Batı Suriye, Esad rejimine yani Nusayrilere terk ediliyor. Ancak Halep ve Türkmen Dağı da ikram edilmektedir.
Muhaliflere yalnızca Cerablus ile Azez arasında 16 km derinliğindeki bir coğrafya ile İdlib kalmaktadır. DAEŞ'in elindeki topraklara ilişilmemekte.

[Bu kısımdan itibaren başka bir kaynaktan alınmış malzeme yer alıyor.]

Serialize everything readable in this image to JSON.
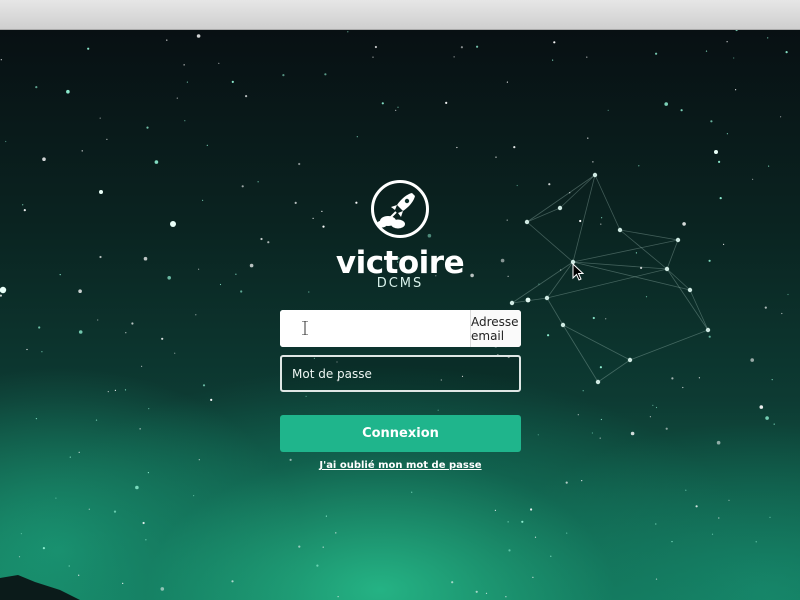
{
  "brand": {
    "name": "victoire",
    "subtitle": "DCMS",
    "logo_icon": "rocket-icon"
  },
  "login_form": {
    "email_value": "",
    "email_addon": "Adresse email",
    "password_placeholder": "Mot de passe",
    "submit_label": "Connexion",
    "forgot_link": "J'ai oublié mon mot de passe"
  },
  "colors": {
    "accent": "#1fb58c",
    "background_dark": "#081013",
    "background_glow": "#127458"
  }
}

Bu malumatı şöylece tahlil etmek mümkündür:
ABD I. Dünya Harbi'nden bu yana orta doğuda ilk defa kendi çizdiği haritayı hayata geçirme peşindedir. Böylece Kuzey Suriye, esasında kendi kontrolüne geçtiği gibi Kuzey Irak petrolünü Akdeniz'e ulaştırma şansı da doğabilecektir. Sonraki adım buna dair bir çalışma olur. Washington Hükümeti, kendi millî menfaatleri uğruna terörist dediği bir örgütün parçası olan bir diğer örgütle anlaşmaya gitmiş olmaktadır. Azez'le Cerablus'un güneyinden geçen sınır hem Kürtlere teminat ve hem de petrol için güzergâh olabilir.
Batı Suriye'nin rejime bırakılması, Rusya'nın kara ve deniz üslerini muhafaza etmesine imkân verdiği için Moskova'ya sus payıdır. Halep ve Türkmen Dağı'nın rejime bırakılması ise Beşar Esad ve idaresine "sesini çıkartma!" demektir.